Claim: This function returns the maximum in O(1) time.

Go

// BUG: Claims O(1) but is actually O(n)
func maxElement(arr []int) int {
    max := arr[0]
    for _, v := range arr[1:] {
        if v > max {
            max = v
        }
    }
    return max
}

Java

// BUG: Claims O(1) but is actually O(n)
static int maxElement(int[] arr) {
    int max = arr[0];
    for (int i = 1; i < arr.length; i++) {
        if (arr[i] > max) max = arr[i];
    }
    return max;
}

Python

# BUG: Claims O(1) but is actually O(n)
def max_element(arr):
    return max(arr)  # max() iterates through entire array -- O(n)

Bug: Finding the maximum of an unsorted collection requires examining every element, which is O(n). Fix: If you need O(1) max, maintain a separate variable that tracks the maximum as elements are inserted (like a max-heap or the MinStack pattern from the tasks). The max() built-in hides the O(n) traversal.


Exercise 11: "O(1) Dictionary Merge"

Claim: Merging two dictionaries is O(1).

Python

# BUG: Claims O(1) but is actually O(n + m)
def merge_dicts(a, b):
    return {**a, **b}  # Creates new dict, copies all entries

Go

// BUG: Claims O(1) but is actually O(n + m)
func mergeMaps(a, b map[string]int) map[string]int {
    result := make(map[string]int)
    for k, v := range a {
        result[k] = v
    }
    for k, v := range b {
        result[k] = v
    }
    return result
}

Java

// BUG: Claims O(1) but is actually O(n + m)
static Map<String, Integer> mergeMaps(Map<String, Integer> a, Map<String, Integer> b) {
    Map<String, Integer> result = new HashMap<>(a);
    result.putAll(b);
    return result;
}

Bug: Merging copies all entries from both maps: O(|a| + |b|). Fix: There is no general O(1) merge. If you need O(1), use a layered/chained map that defers to the underlying maps on lookup (lazy merge). But each lookup then checks multiple maps.

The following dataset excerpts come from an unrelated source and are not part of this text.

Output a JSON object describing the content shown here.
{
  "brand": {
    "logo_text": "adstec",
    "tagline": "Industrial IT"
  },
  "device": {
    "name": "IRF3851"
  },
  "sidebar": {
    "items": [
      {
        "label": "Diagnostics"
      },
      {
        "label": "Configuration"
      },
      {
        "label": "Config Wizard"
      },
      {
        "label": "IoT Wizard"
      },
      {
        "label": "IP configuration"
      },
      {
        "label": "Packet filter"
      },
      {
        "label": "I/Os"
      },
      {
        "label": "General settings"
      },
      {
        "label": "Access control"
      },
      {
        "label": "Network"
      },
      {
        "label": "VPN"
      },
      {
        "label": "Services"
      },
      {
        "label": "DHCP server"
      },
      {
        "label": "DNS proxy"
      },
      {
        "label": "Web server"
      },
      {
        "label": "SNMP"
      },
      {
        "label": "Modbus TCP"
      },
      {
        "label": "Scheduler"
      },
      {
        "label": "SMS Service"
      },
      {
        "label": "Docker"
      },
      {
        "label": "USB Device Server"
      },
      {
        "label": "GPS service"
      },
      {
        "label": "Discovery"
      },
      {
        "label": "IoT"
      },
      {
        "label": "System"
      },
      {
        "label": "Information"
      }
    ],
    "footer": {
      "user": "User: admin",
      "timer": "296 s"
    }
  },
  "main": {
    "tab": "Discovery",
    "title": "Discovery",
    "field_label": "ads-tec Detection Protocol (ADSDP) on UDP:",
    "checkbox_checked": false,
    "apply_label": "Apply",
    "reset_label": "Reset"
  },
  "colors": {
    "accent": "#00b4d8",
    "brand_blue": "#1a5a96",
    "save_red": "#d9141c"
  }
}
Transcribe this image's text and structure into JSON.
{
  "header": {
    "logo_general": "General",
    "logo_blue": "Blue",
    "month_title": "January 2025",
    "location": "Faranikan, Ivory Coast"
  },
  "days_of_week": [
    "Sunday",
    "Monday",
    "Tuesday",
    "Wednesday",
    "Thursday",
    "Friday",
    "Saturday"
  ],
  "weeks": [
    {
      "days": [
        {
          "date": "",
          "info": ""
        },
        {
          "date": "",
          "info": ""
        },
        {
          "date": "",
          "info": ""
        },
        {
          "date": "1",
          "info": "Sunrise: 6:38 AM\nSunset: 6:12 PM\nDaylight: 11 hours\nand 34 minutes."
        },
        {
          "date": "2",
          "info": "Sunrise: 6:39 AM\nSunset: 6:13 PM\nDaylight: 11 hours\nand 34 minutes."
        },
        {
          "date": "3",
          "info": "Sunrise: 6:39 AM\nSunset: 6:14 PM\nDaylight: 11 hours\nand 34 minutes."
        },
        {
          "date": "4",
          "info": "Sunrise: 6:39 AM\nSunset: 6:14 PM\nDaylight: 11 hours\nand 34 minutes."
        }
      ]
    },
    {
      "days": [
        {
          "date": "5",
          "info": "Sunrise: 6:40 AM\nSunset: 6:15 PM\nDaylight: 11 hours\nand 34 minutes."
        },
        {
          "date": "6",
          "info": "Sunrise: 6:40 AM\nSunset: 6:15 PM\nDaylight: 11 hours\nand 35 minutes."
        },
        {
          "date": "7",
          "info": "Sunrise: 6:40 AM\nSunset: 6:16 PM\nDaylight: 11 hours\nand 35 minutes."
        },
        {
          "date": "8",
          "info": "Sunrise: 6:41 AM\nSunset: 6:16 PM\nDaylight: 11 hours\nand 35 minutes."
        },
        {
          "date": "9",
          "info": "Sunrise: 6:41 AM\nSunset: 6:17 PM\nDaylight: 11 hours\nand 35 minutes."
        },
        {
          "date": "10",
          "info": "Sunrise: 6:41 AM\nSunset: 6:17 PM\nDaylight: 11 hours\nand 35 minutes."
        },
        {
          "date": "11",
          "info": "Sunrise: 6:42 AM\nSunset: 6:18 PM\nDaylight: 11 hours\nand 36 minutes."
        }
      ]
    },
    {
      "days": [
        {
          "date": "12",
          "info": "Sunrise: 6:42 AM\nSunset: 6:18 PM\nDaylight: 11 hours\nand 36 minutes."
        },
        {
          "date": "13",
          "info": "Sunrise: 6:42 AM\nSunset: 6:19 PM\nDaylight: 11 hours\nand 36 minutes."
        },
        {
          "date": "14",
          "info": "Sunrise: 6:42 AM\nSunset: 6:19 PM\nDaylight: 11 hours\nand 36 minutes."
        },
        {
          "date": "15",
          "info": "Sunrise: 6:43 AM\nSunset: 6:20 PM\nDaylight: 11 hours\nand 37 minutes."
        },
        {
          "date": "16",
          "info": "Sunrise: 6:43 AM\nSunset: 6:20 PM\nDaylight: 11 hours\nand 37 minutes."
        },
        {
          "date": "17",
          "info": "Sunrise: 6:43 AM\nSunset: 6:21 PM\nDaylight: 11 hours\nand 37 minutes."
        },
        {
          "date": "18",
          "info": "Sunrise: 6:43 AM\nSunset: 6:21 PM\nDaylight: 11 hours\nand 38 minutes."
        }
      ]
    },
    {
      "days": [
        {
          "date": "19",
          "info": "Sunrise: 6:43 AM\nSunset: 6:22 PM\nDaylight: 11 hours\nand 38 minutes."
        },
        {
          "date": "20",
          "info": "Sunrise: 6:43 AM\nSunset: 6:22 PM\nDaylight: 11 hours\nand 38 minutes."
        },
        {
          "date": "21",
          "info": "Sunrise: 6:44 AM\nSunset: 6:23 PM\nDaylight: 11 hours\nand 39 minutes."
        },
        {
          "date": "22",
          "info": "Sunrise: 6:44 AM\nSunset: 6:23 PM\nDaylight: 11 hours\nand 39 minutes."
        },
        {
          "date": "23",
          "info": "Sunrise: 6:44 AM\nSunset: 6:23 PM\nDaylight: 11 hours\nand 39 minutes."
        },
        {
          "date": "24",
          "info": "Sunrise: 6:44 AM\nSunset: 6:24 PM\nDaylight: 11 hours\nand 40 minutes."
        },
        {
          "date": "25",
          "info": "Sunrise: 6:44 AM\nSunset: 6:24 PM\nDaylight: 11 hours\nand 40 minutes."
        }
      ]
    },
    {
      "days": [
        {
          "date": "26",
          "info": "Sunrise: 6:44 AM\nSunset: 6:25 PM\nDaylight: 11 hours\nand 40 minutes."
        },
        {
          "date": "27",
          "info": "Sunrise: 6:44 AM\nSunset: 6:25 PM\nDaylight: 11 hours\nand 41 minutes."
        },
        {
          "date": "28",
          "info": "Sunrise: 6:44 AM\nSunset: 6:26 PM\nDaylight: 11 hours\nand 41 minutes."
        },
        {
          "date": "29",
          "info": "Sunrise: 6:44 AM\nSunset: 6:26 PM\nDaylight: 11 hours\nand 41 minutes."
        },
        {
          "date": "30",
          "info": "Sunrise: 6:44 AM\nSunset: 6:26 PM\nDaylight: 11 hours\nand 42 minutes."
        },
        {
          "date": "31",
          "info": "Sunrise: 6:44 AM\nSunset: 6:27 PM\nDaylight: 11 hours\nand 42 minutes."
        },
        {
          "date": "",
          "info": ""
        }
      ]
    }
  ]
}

Exercise 12: "O(1) Slice Reversal"

Claim: Reversing a slice is O(1) because it is "just swapping pointers."

Go

// BUG: Claims O(1) but is actually O(n)
func reverse(arr []int) {
    for i, j := 0, len(arr)-1; i < j; i, j = i+1, j-1 {
        arr[i], arr[j] = arr[j], arr[i] // O(1) per swap, but n/2 swaps
    }
}

Java

// BUG: Claims O(1) but is actually O(n)
static void reverse(int[] arr) {
    for (int i = 0, j = arr.length - 1; i < j; i++, j--) {
        int temp = arr[i];
        arr[i] = arr[j];
        arr[j] = temp;
    }
}

Python

# BUG: Claims O(1) but is actually O(n)
def reverse(arr):
    arr.reverse()  # Swaps n/2 pairs -- O(n)

Bug: Reversing requires n/2 swaps, each O(1), for a total of O(n). Fix: If you need O(1) "reversal," use a direction flag and adjust indexing: arr[i] becomes arr[n-1-i] when reversed. This is a logical reversal without moving data.